The flag of Ghana tells something about the history of the country. The top, red stripe represents the blood the Ghanaians shed when they fought for their freedom. The yellow and green strip below represent the natural resources: the gold and hardwood from the jungle. The black star in the center symbolizes the pride in independence that Ghana gained as the first country in Sub-Saharan Africa in 1957. The Ghanaian football team's nickname is the 'black stars'.

The country is located in West Africa on the Atlantic Ocean and is six times the size of the Netherlands. It now has 22 million inhabitants. Of them, 69% are Christians and 16% are Muslims. The rest adhere to indigenous religions. There are 75 languages ​​and dialects in Ghana, but half of the inhabitants speak the Ashanti language, Twi. English is the official language in Ghana, which everyone learns at school. 74% of the population can read and write (men: 81.9%, women: 65.9%). More than sixty percent of the population works in agriculture and fisheries, 26% of the population lives below the poverty line.

Unlike in the rest of Africa, the Europeans did not dominated the Ghanaians for a long time: the Dutch in particular negotiated and built their fortresses with the permission of the village chiefs and of the powerful kings: those of the Fante people on the coast and those of the Ashanti Empire inland. An Ashanti king still reigns in Ghana. He doesn't have as much power as the government, but he does have a lot of influence and people honor him and listen to him.

Since Michiel de Ruyter conquered Fort Elmina from the Portuguese, ties have existed between the Netherlands and Ghana. As a result, in 2002 both countries could celebrate that they had been friends for three hundred and fifty years. Prince Willem-Alexander and Princess Máxima went to Ghana in honor of this birthday.
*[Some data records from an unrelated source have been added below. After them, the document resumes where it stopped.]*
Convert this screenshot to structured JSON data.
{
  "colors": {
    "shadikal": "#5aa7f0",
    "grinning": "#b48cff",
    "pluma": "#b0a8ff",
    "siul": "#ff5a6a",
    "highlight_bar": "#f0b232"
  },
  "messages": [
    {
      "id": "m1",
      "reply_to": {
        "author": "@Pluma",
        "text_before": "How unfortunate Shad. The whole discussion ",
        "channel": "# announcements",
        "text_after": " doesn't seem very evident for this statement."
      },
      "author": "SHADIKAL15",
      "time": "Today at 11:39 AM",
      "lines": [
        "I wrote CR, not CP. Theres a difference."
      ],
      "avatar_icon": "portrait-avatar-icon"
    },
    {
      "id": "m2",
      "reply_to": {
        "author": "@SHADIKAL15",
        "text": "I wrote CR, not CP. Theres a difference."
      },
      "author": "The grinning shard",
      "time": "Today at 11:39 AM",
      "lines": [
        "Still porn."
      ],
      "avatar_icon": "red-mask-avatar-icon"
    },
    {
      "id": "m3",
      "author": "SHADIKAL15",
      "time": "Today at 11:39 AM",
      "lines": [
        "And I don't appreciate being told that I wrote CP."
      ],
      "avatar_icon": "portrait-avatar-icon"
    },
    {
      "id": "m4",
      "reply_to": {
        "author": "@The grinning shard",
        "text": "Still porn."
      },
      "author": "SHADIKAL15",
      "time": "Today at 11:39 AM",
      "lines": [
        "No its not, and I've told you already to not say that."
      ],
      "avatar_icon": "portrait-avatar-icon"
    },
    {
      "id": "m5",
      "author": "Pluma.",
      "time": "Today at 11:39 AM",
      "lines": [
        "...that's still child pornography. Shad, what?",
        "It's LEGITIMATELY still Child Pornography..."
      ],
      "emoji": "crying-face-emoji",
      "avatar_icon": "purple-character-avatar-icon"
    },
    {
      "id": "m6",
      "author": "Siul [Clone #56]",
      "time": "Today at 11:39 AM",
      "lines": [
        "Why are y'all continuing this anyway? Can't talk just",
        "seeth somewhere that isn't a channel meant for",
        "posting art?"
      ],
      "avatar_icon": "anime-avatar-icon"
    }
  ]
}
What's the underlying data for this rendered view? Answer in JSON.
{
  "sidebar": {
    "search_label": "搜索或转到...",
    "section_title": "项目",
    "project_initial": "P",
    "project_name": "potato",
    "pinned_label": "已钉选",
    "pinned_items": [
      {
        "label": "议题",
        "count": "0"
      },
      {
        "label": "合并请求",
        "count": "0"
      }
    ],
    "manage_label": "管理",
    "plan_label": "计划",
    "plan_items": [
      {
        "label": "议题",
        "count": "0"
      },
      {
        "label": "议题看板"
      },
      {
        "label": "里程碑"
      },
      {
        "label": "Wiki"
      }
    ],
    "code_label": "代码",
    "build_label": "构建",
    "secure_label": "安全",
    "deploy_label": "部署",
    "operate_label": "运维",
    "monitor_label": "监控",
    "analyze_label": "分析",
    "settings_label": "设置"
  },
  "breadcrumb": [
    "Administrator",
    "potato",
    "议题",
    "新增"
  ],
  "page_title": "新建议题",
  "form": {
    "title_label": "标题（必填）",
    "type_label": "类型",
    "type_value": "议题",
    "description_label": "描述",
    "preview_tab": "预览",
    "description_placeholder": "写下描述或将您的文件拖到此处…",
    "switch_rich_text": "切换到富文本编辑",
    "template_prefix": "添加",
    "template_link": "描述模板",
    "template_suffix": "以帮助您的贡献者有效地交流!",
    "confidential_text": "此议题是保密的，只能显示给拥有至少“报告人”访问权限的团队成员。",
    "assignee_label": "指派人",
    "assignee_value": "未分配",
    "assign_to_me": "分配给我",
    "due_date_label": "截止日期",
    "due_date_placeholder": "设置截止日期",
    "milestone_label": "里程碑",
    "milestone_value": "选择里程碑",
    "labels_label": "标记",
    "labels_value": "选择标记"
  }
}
The king of the Ashanti, Otumfuo Osei Tutu II, came to visit the Netherlands.

The first Dutch merchants still traded in gold and wood (Ghana used to be called the Gold Coast), but later the slave trade became the most important. Many of the slaves shipped to Suriname came from Ghana. After the abolition of slavery, Fort Elmina was sold by the Netherlands to the English in 1863, together with the other possessions. The book 'the black with the white heart' by Arthur Japin gives a fascinating account of part of this history. Today, the Netherlands is again the largest importer of Ghanaian goods; especially cocoa, gold and wood.